Notice that the only way to get total weight K (or less) after the deadline is to get total length K (or more) done before the deadline.  We can’t do more than K length before the deadline (since the deadline is K). So the only way to have a feasible schedule is to have a set of tasks whose lengths are exactly K, which is a partition.

Difficulty: 3.  I think this is a little easier than last week’s since you don’t have to make up that boundary task in the middle.  Still, going from one set of things (the elements in S) to 3 values (length, deadline, and weight) gives opportunities for confusion.

Sequencing With Release Times and Deadlines

On to a new section!  This is the “Sequencing and Scheduling” section of the appendix.  The first problem is a bit weird because I think it appears with a differnt name elsewhere in G&J.

The problem: Sequencing with Release Times and Deadlines.  This is problem SS1 in the appendix.
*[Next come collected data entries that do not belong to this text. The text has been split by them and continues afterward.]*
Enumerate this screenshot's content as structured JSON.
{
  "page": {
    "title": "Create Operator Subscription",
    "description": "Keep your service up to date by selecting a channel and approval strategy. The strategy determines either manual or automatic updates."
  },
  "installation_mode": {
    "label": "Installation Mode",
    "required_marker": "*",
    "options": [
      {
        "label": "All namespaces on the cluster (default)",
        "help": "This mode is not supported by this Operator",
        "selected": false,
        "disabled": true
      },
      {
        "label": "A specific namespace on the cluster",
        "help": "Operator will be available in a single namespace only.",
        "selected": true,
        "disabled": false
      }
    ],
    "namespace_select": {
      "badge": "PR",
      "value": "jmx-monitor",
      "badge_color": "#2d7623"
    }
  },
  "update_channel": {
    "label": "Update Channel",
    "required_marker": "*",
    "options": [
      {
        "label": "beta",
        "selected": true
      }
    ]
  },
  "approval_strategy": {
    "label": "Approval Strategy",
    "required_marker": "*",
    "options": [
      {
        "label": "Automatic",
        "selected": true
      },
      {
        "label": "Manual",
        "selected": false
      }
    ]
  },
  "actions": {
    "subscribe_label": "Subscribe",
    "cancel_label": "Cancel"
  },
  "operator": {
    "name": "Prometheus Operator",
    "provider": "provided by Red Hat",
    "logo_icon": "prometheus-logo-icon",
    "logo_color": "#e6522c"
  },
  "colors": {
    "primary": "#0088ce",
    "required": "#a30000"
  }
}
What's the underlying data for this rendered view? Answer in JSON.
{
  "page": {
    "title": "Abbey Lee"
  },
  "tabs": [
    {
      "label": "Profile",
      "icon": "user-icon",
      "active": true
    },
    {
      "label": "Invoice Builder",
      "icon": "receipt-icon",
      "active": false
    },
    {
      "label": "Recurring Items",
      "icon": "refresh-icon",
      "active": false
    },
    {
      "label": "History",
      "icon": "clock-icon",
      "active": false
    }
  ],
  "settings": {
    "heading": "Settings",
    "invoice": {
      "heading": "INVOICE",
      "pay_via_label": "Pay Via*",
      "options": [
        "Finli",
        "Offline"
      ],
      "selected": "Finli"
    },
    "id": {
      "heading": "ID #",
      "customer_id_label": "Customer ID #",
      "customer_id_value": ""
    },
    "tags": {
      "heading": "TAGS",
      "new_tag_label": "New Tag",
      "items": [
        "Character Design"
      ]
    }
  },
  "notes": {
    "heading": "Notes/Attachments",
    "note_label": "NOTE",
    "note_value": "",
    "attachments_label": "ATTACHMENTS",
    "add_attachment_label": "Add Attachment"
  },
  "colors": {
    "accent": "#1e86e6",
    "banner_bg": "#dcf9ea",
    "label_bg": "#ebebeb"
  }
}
Description: Given a set of tasks, where each task t has a “release time” r(t), a “deadline” d(t), and a length(t), all positive integers, can we create a one-processor feasible schedule for these tasks that meets all deadlines?

The definition of “feasible” is pretty straightforward:

  • No task can start before its release time.
  • No two tasks can be running at the same time (and there is no preemption, so once a task starts running, it must complete)
  • All tasks finish before (or equal to) their deadline.

Example: Here’s an example that will relate to the reduction:

Suppose I have 5 tasks: The first 4 tasks are similar: All of them start at time 1, all of them have a deadline at time 11, and the lengths are 1,2,3, and 4.  Our fifth task starts at time 5, has a length of 1, and a deadline of 6.  (So every feasible schedule must have this task own the processor between times 5 and 6)

A feasible schedule would be: {1,4,5,2,3}.  5 minutes of tasks before the 5th task, then 5 minutes of tasks afterward.

Reduction: Like I said above, I think this equivalent to the G&J “Sequencing Within Intervals” problem- at least I can’t see a difference.  The reduction for that problem is on page 70 of the G&J book, and it’s pretty elegant.

We reduce from Partition.  Let B = the sum of all elements in the Partition instance.  Each element in the set will become a task with starting time 1, deadline B+1, and a length equal to the value of the set element.  We have one extra task that is released at time B/2, has a length of 1, and a deadline of B/2 + 1 (this is like our 5th task in the example above).

The idea is that the only way to fit all of the tasks feasibly is to have some subset of the tasks start at time 1 and take (collectively) exactly B/2 time, then we have our 1 extra task, then we fill the time from B/2+1 to B+1 with the rest of the tasks (which also take collectively exactly B/2+1 time).  This forms a partition of B.

Difficulty: 3.  I think this is a good reduction students can come up with on their own.  I like the slickness of the extra element to force the partition.  If the problem we’re talking about is actually different than the one done in G&J, we’d have to see just where the differences lie.